ZSet is an ordered set. From the figure above, you can see that the underlying implementation of ZSet is implemented by Ziplist and Skiplist. Ziplist has been described in detail above, and here is to explain the structural implementation of Skiplist.

Skiplist is also called “skiplist”, skiplist is an ordered data structure, it through each node to maintain multiple Pointers to other nodes, so as to achieve the purpose of fast access.

Skiplist has the following features:

  1. It consists of many layers, and the number of nodes is gradually dense from top to bottom. The nodes at the top are the most sparse and have the largest span.
  2. Each layer is an ordered list with only two nodes, the head node and the tail node.
  3. Every node at every level contains Pointers to the next node at the same level and the node at the same position at the next level.
  4. If a node is present at one level, it will be present at the same location in all the lists below.

The concrete structure diagram is shown as follows:

In the structure of the skip list, head and tail indicate the pointer pointing to the head node and the tail node, which can be quickly realized after positioning. Level indicates the number of layers, len indicates the length of the skip list, and BW indicates the backward pointer, which is used when traversing from the tail forward.

Two other values below BW represent the score and the member object (the member object held by each node).

In the implementation of skip list, except that the bottom layer holds the complete data of the original linked list, the number of nodes at the top layer will be less and less, and the span will be larger and larger.
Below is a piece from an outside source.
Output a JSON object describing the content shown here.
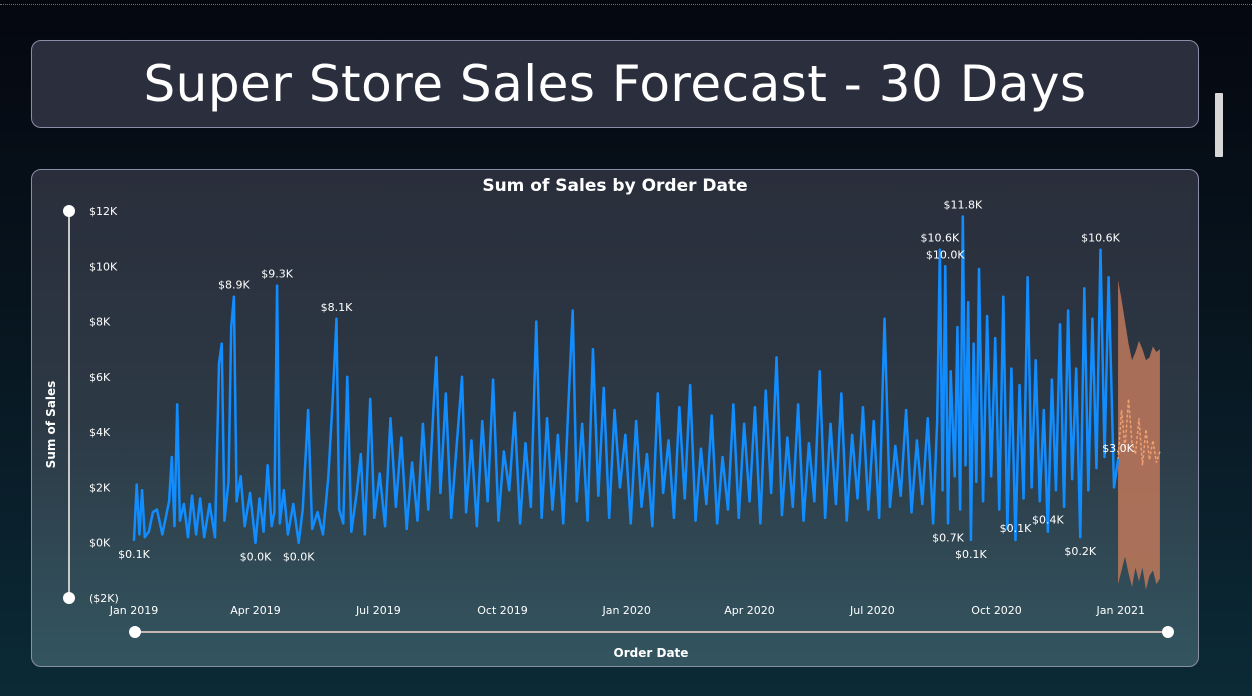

The upper layer of the skip table is equivalent to the index layer, which serves to find the final data. The larger the data volume is, the higher the query efficiency reflected by the bar table will be, which is similar to the query efficiency of the balanced tree.

Application scenarios

Because ZSet is an ordered set, it is common for ZSet to implement the sort type of business, such as recommending the 10 most popular posts on the home page, that is, the implementation of the ranking, etc.

The following is the selection of the top 10 players to obtain the leaderboard as a case, the implementation of the code is as follows:

@Autowired private RedisTemplate redisTemplate; Public static List<levelVO > getZset(String key, long baseNum, long baseNum) LevelService levelService){ ZSetOperations<Serializable, Object> operations = redisTemplate.opsForZSet(); / / according to the score score value for data Set of the top 10 < ZSetOperations. TypedTuple < Object > > Set = operations. ReverseRangeWithScores (key, 0, 9); List<LevelVO> list= new ArrayList<LevelVO>(); int i=1; for (ZSetOperations.TypedTuple<Object> o:set){ int uid = (int) o.getValue(); LevelCache levelCache = levelService.getLevelCache(uid); LevelVO levelVO = levelCache.getLevelVO(); long score = (o.getScore().longValue() - baseNum + levelVO .getCtime())/CommonUtil.multiplier; levelVO .setScore(score); levelVO .setRank(i); list.add( levelVO ); i++; } return list; }Copy the code

The basic logic of the above code is to get the top 10 data based on the score value and return it as a list of lawyerVO objects.

Now that you’ve mastered the five basic data types of Redis, you’re ready to fight your interviewer, run away, or read this article a few more times.